In an instant we’re all devouring food. To my horror, Mom offers forks only to Paul Olmo, Naima Gupta, and finally Brit Means. They all smile politely and demonstrate that yes, as hard as it may be to believe, they can use chopsticks just fine. I know this sort of well-intentioned ignorance is no biggie to Paul Olmo and Naima Gupta, who have awkward immigrant stories of their own. And Mom already knows Q and Evon—who has emerged to feed—can use chopsticks, despite their wacky African-Americanness.

But I feel bad for Brit, whose immigrant stories have most likely been washed away like surf erasing sandwriting. She may call herself European-American, but to most of the world she’s just white. As a member of the majority, she belongs everywhere. As the product of a long, mixed-up heritage, she belongs nowhere.

Right now I can feel her wanting to fit in. She picks up rice from her bowl like
See? I can do it,
but then drops it, perhaps from nerves. A little crestfallen look twitches her brow. So I pick up some rice, then drop it too.

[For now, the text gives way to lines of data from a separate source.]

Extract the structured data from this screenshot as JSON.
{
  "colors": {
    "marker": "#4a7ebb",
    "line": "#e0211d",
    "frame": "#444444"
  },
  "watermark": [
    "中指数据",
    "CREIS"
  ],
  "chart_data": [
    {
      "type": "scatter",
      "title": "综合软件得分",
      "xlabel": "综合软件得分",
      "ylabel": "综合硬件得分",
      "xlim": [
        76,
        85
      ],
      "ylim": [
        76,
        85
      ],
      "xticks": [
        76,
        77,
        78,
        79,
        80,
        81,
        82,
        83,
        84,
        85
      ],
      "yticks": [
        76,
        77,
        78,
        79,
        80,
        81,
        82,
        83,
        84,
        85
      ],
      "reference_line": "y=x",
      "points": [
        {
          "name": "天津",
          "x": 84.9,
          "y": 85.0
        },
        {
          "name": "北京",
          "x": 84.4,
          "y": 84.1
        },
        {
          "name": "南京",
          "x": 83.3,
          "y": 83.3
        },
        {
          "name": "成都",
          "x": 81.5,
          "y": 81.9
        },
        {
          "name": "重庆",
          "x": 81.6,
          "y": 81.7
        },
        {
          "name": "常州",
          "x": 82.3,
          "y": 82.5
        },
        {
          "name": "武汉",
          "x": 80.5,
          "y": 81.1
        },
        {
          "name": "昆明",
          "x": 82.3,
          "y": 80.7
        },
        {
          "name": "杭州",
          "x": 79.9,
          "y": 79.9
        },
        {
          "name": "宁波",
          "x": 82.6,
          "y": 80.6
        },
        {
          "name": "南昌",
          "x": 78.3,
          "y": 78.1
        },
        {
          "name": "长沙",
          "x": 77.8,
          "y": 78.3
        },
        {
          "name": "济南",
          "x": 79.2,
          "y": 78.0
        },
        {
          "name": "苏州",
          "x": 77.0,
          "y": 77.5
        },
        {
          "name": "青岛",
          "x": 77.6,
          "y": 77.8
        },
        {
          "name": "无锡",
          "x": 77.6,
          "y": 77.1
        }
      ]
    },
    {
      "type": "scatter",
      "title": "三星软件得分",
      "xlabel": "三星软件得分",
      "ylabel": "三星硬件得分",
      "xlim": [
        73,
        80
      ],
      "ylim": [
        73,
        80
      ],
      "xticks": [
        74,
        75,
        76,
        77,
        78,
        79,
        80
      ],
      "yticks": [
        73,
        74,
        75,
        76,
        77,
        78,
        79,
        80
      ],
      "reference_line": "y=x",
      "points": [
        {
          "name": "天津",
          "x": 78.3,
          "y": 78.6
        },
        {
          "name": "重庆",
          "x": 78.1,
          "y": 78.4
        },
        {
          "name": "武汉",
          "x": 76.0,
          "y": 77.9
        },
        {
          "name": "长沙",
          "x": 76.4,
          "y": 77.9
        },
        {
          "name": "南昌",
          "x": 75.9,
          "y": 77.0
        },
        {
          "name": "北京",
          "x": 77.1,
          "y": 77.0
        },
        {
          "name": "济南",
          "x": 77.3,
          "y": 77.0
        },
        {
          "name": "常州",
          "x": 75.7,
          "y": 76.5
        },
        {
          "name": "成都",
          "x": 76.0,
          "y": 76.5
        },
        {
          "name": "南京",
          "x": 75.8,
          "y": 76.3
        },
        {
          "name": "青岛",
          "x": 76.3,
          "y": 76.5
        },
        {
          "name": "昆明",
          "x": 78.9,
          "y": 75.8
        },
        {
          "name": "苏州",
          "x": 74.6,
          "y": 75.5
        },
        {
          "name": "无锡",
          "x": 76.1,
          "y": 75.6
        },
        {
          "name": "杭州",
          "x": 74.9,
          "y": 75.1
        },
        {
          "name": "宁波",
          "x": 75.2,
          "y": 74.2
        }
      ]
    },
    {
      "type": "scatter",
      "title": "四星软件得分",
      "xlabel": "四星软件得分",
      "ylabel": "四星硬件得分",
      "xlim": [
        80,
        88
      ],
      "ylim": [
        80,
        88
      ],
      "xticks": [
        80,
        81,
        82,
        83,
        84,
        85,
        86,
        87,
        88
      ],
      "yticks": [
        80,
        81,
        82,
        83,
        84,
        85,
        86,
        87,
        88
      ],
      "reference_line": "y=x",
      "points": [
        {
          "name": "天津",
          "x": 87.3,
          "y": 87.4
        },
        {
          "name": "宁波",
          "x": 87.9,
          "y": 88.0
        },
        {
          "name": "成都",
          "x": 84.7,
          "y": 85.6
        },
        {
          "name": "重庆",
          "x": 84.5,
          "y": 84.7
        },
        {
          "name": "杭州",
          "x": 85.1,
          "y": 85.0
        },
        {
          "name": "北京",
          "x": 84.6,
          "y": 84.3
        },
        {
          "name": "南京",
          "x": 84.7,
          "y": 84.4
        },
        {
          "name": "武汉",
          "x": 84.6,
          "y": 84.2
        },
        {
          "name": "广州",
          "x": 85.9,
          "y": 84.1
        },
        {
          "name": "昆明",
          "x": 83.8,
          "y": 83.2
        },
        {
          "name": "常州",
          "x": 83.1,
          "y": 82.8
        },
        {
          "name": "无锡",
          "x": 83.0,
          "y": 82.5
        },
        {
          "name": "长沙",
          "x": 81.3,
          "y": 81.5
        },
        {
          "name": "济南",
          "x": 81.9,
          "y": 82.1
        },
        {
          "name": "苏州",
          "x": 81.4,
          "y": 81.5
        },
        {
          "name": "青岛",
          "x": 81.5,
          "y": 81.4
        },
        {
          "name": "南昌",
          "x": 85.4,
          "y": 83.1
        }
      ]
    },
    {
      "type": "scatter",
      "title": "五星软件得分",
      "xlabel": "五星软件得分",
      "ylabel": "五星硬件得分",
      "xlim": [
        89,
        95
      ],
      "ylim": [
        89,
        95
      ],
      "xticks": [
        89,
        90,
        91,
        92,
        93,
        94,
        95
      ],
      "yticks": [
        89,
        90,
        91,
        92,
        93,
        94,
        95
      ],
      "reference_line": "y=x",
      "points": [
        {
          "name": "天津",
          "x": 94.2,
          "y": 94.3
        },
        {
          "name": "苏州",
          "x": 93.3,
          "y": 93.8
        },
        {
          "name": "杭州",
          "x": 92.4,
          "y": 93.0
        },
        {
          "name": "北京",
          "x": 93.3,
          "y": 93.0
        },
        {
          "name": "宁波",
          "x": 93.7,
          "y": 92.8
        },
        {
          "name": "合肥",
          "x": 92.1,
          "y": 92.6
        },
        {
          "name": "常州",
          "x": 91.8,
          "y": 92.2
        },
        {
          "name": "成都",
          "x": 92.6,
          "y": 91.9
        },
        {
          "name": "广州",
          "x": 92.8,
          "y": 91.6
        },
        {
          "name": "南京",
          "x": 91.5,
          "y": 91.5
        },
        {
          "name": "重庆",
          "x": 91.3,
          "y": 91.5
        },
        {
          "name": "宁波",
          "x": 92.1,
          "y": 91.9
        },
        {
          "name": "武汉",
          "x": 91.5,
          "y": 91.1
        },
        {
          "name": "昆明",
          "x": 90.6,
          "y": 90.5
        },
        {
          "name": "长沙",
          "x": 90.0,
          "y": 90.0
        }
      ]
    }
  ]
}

“Crap,” I say, cleaning up my mess.

I find Q giving me a look like
What a gentleman.

Brit stands up. “Anyone want more to drink?”

“I get it,” says Mom.

“No, please, you relax,” says Brit. “You’ve made this amaz—this
stupendous
feast.”

Brit winks at me and I’m a little starstruck.

“Hear hear,” says Paul Olmo.

“Thank you, Mrs. Li,” says Evon with uncharacteristic charm.

Brit fills everyone’s glasses from a pitcher of cold barley tea.

“Thank you, Booleet,” says Mom.

“You’re welcome, Mrs. Li,” says Brit. “What’s your first name, if you don’t mind me asking?”

I freeze. This is all Brit’s family talking right here. Most kids, never mind Korean kids, never ask about the first name of the adults in their lives.

“Eun-hee,” says Mom. “English name is Diane.”

“Your names are so pretty,” says Brit, and holy shit does Mom actually blush a shade. This is pristine territory Brit has discovered. And I was there to see it happen.

The doorbell rings, and I feel a squirt of bile in my gut. I know who it is even before she opens the door.